Here's the whole idea in one breath: life is built in nested layers, each one made of the layer below it, and each doing a bigger job than the parts inside it. You're not one solid lump and not a random bag of bits — you're a tidy stack of levels.
Take Your Own Beating Heart
Zoom right in on your heart and you find it's made of countless tiny cells — heart-muscle cells, each a living unit doing its own little job. Gather a crowd of the same kind of cell working together and you've got a tissue — muscle tissue, a sheet of squeeze. Stack different tissues into one structure with a job and you've got an organ — the heart itself. Team that organ up with vessels and blood and you've got an organ system — the circulatory system. And all your systems running together make one whole living thing: the organism, you. Same body the whole way; you only changed how far back you stood.

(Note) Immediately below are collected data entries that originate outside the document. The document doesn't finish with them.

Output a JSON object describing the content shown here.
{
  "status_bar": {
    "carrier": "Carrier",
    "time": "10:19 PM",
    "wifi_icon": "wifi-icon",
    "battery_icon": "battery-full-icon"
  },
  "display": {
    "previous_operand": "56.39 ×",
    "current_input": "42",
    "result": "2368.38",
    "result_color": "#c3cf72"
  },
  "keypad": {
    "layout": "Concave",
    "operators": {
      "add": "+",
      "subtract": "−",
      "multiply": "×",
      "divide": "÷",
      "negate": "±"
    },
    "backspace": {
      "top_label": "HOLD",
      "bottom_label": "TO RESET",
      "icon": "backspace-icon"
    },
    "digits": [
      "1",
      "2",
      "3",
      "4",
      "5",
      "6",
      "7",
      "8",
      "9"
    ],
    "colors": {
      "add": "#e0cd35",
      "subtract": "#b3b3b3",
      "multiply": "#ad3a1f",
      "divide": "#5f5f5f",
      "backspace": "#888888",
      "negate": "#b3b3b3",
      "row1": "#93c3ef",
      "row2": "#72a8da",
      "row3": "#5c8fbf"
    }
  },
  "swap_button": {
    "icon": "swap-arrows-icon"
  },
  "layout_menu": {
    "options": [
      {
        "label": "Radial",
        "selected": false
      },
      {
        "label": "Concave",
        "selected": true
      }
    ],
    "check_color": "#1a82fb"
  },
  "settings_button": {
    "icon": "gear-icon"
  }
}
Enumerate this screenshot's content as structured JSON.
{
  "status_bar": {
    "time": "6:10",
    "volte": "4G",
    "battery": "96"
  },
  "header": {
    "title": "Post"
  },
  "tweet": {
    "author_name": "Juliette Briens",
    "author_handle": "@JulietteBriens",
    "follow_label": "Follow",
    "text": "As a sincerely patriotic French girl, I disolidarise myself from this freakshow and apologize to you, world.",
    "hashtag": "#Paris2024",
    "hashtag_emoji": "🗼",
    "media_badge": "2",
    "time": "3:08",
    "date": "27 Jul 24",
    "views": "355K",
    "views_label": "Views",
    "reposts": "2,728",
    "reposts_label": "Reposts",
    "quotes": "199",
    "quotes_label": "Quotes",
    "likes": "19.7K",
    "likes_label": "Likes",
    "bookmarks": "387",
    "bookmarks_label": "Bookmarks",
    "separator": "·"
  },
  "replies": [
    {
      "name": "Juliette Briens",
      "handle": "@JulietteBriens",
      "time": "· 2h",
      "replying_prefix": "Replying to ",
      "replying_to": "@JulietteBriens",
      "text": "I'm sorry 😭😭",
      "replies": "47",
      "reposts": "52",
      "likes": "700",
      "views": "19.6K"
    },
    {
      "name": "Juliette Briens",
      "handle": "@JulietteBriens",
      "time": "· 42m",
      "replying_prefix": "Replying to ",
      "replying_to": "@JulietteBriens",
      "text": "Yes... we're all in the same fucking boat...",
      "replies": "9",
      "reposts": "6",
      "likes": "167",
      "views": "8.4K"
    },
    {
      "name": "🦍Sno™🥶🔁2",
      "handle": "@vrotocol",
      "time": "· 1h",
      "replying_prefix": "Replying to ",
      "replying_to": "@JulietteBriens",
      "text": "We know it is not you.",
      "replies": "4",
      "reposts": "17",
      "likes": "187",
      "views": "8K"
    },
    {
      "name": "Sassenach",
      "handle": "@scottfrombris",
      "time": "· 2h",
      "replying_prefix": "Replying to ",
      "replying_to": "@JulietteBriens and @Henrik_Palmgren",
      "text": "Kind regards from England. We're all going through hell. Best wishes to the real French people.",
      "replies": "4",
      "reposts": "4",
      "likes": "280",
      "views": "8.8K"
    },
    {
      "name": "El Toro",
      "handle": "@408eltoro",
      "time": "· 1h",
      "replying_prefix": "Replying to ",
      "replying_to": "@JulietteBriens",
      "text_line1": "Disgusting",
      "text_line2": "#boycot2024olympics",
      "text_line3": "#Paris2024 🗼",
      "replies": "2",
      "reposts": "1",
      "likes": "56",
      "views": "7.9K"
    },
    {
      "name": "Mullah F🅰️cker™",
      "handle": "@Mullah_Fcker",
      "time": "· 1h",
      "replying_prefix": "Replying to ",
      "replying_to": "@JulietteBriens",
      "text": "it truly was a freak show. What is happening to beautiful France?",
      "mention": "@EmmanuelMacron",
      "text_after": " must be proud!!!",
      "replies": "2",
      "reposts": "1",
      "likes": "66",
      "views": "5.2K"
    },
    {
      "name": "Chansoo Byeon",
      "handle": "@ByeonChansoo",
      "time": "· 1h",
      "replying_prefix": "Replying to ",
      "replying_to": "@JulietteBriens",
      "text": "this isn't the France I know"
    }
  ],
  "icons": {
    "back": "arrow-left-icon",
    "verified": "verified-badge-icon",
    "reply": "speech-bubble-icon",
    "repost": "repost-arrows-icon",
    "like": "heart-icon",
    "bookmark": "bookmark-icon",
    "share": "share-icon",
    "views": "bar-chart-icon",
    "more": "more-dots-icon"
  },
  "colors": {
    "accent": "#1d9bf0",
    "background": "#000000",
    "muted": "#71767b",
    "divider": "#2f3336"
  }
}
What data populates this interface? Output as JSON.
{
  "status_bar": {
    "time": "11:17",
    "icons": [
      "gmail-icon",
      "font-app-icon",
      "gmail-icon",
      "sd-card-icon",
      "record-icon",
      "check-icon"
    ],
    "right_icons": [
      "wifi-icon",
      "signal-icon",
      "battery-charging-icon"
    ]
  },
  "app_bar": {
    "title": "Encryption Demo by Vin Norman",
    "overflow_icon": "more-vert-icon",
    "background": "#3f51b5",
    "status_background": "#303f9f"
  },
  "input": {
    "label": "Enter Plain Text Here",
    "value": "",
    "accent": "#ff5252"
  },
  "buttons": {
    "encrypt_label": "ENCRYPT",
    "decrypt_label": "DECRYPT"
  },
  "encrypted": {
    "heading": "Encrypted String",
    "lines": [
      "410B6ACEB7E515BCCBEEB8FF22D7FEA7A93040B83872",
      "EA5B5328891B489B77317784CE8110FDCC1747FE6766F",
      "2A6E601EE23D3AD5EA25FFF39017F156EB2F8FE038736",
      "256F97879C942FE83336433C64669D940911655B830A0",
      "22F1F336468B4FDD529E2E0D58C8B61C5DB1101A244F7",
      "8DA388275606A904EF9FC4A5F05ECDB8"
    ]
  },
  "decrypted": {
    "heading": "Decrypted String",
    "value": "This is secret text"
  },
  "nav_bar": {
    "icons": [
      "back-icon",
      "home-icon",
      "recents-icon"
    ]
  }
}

The One Idea: Each Level Is Made of the One Below
Nothing in that ladder is a brand-new substance. A tissue is just a pile of similar cells; an organ is just a few tissues arranged together; a system is just organs working as a team. The magic is that putting the parts together unlocks a bigger job. One muscle cell can twitch. A whole heart, built from those cells, can pump blood around your entire body for eighty years without a day off.
That jump — small part, bigger job, every step up — is the engine of this topic. Drag the slider in the toy from “cell” out to “organism”. Same living thing, five views: you're only changing the zoom, and the level names itself as you go. That's the whole idea, and everything else is just learning to read the ladder both ways.